2. You’ll be renovating anyway

Unless you’re moving into a new, customized house, there’s a good chance you’ll have to at least make some minor renovations to your home. For example, even if a kitchen or living room doesn’t feel dated, you may want to paint walls, replace flooring, and re-stain or add cabinets.

Thinking about tweaking and customizing your home? You might want to buy an existing house with a lower price tag to make up for the additional money you’ll be spending on renovations.

3. Move-in ready houses cost more

As with any home purchase, your budget will likely be a major factor in the choice between a newly built house and a fixer-upper. Many new-construction houses are built at the higher end of a local market’s price range, with new systems and materials that drive up the price.

On the other hand, fixer-uppers may come with additional costs related to aging systems and possibly neglect. Meanwhile, a new construction house is far less of a liability than a fixer-upper from a homeowner’s insurance perspective. While older homes certainly can be covered by insurance policies, a greater risk of problems can lead to a higher premium.

4. Financing often is easier without funding renovations

When you purchase a fixer-upper that needs major renovations before you can move in, you’ll likely need to finance both the cost of the remodel and purchase of the home. Many banks that offer conventional mortgages won’t approve a loan that’s greater than the current value of the property, because lending money for planned renovations is considered a risk.

However, the federal government offers a few mortgage programs that can make it possible, including the Federal Housing Agency 203(k) loan; Fannie Mae HomeStyle renovation mortgage; and U.S. Department of Veterans Affairs renovation mortgage. Note: These types of loans often come with significant red tape and a higher price tag.

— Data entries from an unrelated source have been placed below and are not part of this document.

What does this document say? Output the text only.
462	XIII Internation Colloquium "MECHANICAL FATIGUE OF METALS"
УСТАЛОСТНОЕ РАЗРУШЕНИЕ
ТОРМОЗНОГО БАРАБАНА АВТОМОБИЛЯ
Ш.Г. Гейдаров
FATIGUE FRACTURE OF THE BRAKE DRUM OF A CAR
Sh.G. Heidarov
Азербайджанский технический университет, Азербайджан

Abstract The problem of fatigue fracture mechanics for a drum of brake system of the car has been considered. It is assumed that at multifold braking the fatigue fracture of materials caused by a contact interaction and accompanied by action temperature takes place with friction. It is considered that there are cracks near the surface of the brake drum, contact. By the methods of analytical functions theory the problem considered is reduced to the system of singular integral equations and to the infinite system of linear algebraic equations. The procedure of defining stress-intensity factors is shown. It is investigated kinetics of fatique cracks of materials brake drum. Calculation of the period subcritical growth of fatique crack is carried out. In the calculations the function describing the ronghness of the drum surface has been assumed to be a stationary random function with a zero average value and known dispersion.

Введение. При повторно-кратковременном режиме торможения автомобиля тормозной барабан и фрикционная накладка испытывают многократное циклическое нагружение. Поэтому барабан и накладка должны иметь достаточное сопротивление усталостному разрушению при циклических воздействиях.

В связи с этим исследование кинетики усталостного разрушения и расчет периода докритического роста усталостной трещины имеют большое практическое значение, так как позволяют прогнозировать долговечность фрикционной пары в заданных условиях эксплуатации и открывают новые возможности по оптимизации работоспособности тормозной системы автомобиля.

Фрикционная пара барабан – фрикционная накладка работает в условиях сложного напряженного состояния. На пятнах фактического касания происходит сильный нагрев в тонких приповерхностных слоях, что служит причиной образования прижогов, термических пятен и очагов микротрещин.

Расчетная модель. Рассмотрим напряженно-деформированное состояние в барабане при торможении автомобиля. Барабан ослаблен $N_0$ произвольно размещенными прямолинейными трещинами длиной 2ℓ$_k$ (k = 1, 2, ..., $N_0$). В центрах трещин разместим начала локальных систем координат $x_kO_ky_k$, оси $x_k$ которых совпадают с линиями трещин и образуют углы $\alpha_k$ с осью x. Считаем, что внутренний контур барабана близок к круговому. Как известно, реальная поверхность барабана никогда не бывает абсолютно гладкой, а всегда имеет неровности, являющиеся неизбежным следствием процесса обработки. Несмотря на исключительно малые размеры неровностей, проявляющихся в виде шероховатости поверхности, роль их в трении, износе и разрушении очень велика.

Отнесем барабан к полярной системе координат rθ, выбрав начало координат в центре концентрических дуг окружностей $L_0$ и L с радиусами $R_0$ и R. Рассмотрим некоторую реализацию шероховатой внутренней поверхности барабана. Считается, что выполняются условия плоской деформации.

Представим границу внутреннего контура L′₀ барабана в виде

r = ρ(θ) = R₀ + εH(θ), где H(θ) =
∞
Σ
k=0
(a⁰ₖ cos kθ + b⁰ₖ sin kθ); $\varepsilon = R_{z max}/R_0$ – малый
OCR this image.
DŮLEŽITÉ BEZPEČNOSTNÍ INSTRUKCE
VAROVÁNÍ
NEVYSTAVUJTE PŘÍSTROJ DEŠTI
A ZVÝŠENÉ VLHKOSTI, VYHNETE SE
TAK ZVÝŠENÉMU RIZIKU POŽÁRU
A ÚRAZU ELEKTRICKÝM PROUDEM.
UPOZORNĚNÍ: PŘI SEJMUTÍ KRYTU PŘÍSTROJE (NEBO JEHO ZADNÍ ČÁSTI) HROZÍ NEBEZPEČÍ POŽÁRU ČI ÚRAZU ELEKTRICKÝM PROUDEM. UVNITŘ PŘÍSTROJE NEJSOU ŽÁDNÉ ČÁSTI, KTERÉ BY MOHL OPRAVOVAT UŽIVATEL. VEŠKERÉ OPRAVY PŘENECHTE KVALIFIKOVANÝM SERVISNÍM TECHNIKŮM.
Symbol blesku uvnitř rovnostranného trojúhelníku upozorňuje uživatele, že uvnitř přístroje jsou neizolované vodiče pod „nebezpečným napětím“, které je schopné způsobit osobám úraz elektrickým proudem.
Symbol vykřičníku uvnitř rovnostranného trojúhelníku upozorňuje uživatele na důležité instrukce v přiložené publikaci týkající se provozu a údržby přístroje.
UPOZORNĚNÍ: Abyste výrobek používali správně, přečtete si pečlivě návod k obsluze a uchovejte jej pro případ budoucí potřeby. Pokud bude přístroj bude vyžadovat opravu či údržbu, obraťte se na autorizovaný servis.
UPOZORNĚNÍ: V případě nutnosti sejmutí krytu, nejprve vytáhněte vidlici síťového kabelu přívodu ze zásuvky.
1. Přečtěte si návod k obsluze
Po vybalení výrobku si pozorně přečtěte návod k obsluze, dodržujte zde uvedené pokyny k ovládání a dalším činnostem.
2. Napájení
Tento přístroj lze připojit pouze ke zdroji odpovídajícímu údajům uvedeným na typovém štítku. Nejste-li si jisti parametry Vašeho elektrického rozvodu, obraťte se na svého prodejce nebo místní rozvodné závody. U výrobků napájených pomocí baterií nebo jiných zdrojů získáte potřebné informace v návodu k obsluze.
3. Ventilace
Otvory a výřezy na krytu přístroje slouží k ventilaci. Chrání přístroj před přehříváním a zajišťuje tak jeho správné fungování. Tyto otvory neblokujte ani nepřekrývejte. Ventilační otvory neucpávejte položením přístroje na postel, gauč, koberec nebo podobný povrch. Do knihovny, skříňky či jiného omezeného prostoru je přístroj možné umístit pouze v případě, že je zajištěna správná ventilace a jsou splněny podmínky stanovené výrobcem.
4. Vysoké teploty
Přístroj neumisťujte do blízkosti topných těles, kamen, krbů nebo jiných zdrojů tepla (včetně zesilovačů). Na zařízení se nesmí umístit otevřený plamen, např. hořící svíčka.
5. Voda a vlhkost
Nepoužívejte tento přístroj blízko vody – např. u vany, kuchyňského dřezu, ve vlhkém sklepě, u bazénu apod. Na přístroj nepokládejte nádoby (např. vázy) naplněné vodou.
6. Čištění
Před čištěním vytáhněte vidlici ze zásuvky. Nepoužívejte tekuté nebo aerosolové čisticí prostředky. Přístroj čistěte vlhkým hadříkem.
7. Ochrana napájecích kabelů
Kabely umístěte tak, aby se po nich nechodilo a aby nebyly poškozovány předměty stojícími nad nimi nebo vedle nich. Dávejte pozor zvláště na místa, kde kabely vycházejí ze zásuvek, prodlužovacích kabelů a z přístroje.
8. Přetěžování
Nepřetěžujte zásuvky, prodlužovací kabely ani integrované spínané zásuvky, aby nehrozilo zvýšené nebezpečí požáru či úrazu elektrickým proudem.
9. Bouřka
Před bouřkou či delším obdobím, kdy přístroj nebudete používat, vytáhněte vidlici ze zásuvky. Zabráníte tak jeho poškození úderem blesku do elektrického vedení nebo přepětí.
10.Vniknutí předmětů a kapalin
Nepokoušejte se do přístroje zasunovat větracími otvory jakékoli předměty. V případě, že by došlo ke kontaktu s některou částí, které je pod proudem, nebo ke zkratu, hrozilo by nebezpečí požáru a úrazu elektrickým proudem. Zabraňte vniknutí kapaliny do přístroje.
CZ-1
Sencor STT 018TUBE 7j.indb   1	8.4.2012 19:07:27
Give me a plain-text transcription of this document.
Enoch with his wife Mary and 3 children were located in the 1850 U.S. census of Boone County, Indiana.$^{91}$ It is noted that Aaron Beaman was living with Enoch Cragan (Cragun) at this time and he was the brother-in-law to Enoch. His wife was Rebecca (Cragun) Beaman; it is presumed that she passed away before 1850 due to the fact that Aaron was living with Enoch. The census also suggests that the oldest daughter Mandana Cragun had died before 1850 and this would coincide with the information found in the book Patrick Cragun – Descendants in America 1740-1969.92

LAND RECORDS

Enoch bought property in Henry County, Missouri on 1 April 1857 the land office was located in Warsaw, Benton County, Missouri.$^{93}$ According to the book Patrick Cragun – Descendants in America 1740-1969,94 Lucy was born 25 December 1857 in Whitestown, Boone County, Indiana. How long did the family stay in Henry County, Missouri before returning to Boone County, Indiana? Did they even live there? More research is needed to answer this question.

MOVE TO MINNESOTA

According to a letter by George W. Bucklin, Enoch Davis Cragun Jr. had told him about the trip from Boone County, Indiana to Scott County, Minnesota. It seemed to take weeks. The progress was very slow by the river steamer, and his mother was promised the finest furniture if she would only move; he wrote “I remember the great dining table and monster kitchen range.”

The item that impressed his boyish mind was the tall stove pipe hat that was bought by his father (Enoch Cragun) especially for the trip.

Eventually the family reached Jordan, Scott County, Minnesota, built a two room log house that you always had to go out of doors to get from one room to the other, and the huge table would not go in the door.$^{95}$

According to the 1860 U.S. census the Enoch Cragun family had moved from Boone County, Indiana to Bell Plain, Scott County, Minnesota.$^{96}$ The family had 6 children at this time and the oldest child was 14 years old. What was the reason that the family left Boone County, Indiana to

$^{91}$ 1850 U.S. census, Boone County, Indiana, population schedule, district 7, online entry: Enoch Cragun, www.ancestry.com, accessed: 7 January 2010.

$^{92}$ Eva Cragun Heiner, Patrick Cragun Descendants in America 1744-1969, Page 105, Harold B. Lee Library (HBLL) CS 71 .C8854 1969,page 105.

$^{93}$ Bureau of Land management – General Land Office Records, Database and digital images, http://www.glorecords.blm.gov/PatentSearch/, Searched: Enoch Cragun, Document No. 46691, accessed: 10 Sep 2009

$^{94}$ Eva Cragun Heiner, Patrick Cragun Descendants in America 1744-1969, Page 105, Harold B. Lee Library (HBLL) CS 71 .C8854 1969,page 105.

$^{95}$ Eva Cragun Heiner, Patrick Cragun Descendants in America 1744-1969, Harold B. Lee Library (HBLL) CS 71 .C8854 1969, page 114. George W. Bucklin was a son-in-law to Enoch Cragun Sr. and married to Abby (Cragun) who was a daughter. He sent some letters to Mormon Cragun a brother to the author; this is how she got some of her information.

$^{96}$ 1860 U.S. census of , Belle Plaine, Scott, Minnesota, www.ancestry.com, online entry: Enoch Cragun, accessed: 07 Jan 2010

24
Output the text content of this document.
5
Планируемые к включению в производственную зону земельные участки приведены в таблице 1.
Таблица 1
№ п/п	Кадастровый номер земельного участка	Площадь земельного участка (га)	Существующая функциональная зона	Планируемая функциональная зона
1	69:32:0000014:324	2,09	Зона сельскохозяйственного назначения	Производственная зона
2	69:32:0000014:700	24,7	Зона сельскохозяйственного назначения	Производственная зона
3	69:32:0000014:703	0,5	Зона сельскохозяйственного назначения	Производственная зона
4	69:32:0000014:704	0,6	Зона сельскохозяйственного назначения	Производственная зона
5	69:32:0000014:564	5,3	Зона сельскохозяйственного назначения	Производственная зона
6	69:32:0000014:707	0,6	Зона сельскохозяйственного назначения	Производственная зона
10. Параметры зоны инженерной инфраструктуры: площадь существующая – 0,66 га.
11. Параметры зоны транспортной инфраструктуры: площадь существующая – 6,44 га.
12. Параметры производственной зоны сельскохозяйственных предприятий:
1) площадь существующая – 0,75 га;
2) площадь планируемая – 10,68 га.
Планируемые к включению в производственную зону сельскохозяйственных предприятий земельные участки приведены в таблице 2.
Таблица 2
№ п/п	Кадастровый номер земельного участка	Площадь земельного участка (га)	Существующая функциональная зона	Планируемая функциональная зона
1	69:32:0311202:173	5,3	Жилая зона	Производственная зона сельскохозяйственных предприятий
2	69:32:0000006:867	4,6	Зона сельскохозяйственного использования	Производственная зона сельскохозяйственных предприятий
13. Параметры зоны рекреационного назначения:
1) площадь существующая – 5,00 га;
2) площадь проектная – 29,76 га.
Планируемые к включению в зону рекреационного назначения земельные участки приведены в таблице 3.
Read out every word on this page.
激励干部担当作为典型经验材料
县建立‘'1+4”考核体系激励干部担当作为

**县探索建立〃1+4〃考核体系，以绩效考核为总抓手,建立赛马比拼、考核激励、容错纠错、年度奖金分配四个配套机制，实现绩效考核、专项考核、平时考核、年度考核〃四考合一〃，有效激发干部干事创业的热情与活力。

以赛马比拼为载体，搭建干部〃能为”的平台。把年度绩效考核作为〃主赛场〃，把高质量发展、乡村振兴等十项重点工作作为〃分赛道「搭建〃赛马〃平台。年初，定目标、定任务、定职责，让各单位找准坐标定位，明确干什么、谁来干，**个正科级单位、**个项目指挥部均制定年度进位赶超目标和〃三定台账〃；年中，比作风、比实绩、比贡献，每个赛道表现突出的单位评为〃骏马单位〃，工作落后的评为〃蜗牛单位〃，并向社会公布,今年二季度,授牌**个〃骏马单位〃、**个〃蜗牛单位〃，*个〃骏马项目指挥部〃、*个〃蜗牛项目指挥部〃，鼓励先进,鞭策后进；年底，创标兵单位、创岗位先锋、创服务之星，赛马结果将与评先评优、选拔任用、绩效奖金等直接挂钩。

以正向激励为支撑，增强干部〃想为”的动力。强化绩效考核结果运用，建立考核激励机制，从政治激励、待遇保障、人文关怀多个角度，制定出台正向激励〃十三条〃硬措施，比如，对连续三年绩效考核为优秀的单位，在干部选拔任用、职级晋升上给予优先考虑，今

You also can expect limitations when it comes to the contractor you’re allowed to choose for renovation work. If you opt to find a renovation loan through a private lender, you’ll likely pay a higher interest rate. If you can afford the renovations without a loan, you could be better off financing your mortgage separately from the cost of the needed rehabilitation.

You may be able to secure a separate personal loan at the same time of your home purchase, or wait for some of the renovations to build up enough equity to get a home-equity loan.

5. Fixer-uppers require a lot of planning

If you purchase a fixer-upper that needs a lot of work, you’ll likely have to begin planning your renovation in advance. That includes establishing a total budget for the project, determining the scope of work needed, and creating a timeline. You also should recruit a team of professionals to help you complete the renovation, which might include more people than you think.

If your renovation will be lengthy and involve heavy construction, you could need a construction insurance policy to protect the property. But your insurance company also can help determine priorities in the rehab of the house by selecting things in the home that might lead to deferred maintenance issues.

6. Location may be a deciding factor

A significant difference between new construction and fixer-uppers often is the location. You’re more likely to find new houses built in master-planned subdivisions in the suburbs, and if you’re looking to live closer to a city center or in a more-established neighborhood, your chances of finding a fixer-upper are much higher.

The importance you place on location is based on your preferences. Although being near a city center can make for a short commute and easy access to entertainment, stores, and other attractions, you might not put much emphasis on those details in the wake of the coronavirus pandemic.